Eu gostaria de ter me formado com meu diploma universitário. Não sei porquê funcionam as aulas … [Laughs] Acho que o que quero fazer é no campo da formulação de políticas internacionais. porquê cidadão das Bahamas, ser capaz de lutar por comunidades marginalizadas é muito importante para mim. Tudo que eu acabo fazendo, clima e justiça social sempre serão minha maior paixão e motivador.
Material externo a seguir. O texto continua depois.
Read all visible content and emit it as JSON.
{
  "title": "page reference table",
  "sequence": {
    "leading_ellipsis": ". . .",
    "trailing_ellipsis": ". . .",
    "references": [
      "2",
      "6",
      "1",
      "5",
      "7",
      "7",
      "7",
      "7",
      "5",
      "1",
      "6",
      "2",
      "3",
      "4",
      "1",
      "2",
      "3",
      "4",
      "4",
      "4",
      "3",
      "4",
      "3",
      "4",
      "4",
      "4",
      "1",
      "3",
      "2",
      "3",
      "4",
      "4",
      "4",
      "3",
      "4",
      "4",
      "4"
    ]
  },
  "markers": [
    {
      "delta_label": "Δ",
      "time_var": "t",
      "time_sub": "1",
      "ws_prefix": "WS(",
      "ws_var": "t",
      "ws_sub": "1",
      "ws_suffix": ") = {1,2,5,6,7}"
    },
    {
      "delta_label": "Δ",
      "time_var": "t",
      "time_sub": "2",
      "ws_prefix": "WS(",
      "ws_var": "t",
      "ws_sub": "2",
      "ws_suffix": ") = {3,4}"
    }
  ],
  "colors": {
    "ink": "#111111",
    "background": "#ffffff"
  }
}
Isso é o que me preocupa e é a isso que quero destinar minha vida.

O que outras pessoas, principalmente os jovens, podem fazer para promover a ação climática interseccional?

Eu sempre encorajaria as pessoas a fazerem o melhor que puderem, onde puderem. federação e interseccionalidade andam de mãos dadas. É sobre entender sua própria identidade e porquê essa identidade pode ajudá-lo a abrir espaço para outras pessoas. Reconheça seu privilégio (todo mundo tem uma certa quantidade dele) e use-o para dar uma plataforma para outras pessoas compartilharem suas histórias. porquê ponto de partida, existem muitas contas excelentes do Instagram para seguir e concordar. Alguns dos meus favoritos são @ajabarber, @mikaelaloach, @greengirlleah, @aditimayer e @browngirl_green. Entenda que você não sabe tudo, abra para aprender mais e abra espaço para outras pessoas.


Este item foi reescrito, traduzido de uma publicação em inglês. Clique cá para acessar a material original (em inglês)!